The Buffalo Philharmonic Orchestra’s inaugural Pops concert of the season was a pretty solid success. There was nary an unfilled seat in the house and the parking lots – and many of the side streets – were filled with cars.
Program music drawn from popular soundtrack scores by John Williams was a safe hit with the audience, and the orchestra – led by BPO Pops conductor John Morris Russell – delivered performances that drew excitement, humor and pathos from familiar material.
This was not an evening of dial-it-in performances although, due to the successful films from which these tunes were drawn, the possibilities hung around right up until the start of the second piece played.

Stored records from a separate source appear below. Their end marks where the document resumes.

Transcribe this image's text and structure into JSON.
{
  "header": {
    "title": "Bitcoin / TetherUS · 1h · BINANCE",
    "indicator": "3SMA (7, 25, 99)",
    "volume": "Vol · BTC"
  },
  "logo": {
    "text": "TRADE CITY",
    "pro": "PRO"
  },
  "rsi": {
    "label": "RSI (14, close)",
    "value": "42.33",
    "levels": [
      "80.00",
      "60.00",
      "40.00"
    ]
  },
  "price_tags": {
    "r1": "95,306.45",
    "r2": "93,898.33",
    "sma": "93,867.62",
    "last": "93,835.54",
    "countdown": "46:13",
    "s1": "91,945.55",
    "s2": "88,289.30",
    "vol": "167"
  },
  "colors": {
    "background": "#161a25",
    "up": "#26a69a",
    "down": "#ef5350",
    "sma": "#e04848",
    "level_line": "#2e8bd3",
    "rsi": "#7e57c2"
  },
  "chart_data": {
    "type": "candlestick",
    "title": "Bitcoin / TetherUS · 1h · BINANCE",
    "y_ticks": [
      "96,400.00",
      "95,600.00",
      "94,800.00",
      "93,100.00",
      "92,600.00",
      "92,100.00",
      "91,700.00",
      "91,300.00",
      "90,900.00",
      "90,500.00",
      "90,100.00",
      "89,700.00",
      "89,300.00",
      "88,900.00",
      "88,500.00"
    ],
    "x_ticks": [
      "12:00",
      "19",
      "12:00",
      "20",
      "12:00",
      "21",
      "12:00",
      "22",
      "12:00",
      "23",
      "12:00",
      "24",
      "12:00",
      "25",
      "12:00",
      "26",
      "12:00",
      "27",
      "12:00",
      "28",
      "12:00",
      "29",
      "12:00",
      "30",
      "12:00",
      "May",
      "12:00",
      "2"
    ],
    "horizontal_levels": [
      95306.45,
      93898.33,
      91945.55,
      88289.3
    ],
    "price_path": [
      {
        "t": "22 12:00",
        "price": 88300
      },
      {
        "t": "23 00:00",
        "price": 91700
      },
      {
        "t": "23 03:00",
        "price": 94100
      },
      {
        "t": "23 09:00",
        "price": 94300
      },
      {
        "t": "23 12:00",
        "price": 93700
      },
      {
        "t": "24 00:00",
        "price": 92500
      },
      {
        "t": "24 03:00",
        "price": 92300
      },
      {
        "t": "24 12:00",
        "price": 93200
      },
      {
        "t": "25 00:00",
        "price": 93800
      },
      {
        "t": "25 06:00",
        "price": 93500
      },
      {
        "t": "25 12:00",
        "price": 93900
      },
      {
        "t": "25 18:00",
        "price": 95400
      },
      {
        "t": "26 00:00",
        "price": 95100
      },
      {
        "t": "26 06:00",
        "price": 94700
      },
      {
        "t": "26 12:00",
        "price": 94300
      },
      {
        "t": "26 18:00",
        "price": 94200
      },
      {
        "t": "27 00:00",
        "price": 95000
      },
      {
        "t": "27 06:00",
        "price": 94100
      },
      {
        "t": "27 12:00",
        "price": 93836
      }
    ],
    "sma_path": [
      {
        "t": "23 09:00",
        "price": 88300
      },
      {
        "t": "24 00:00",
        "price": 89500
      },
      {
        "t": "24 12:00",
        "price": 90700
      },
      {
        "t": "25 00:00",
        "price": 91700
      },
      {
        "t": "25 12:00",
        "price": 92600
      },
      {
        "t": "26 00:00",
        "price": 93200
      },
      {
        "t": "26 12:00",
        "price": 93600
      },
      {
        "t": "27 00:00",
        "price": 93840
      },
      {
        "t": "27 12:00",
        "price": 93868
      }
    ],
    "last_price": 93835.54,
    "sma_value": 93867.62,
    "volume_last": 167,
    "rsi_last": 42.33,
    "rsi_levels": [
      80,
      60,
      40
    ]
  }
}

I start there because the march from “Raiders of the Lost Ark,” which began the evening, was a stereotypical entry point for a Williams-themed program. What followed was the composer’s arrangement of thematic material from the Jerry Bock score to “Fiddler On the Roof.” Klezmer-like cadences romped through the opening until BPO concertmaster Dennis Kim delivered a beautifully nuanced solo that foreshadowed the quality that would follow.
Russell was an energetic master of ceremonies, in addition to leading members of the orchestra through their paces. He told stories about the pieces being played and the movies they starred in and basically won the audience over with his attitude.
When, during a particularly energetic moment in “Call of the Champions” (the theme for the 2002 Winter Olympics and the only nonsoundtrack moment of the evening), Russell lost control of his baton – sending it all the way back to the fourth row of the violin section – he and the orchestra didn’t miss a beat. The accident allowed him to make a joke about “javelin throwing” and make the audience even more relaxed.
There were plenty of other pops moments, too. At the end of the theme from “Jaws,” the Buffalo Philharmonic Chorus screamed appropriately; electronic effects heightened the openings of the “Close Encounters of the Third Kind,” “Jurassic Park” and “Star Wars” sequences, while the celeste playing of pianist Claudia Hoca gave an appropriately ethereal quality to the “Harry Potter” material.
Other highlights included Kim’s playing during the Main Theme from “Schindler’s List” and some splendid singing from the chorus during “Dry Your Tears Afrika,” from “Amistad.”
All in all, it was a decent, well-played, entertaining evening with the orchestra. Not bad, guys. Good work.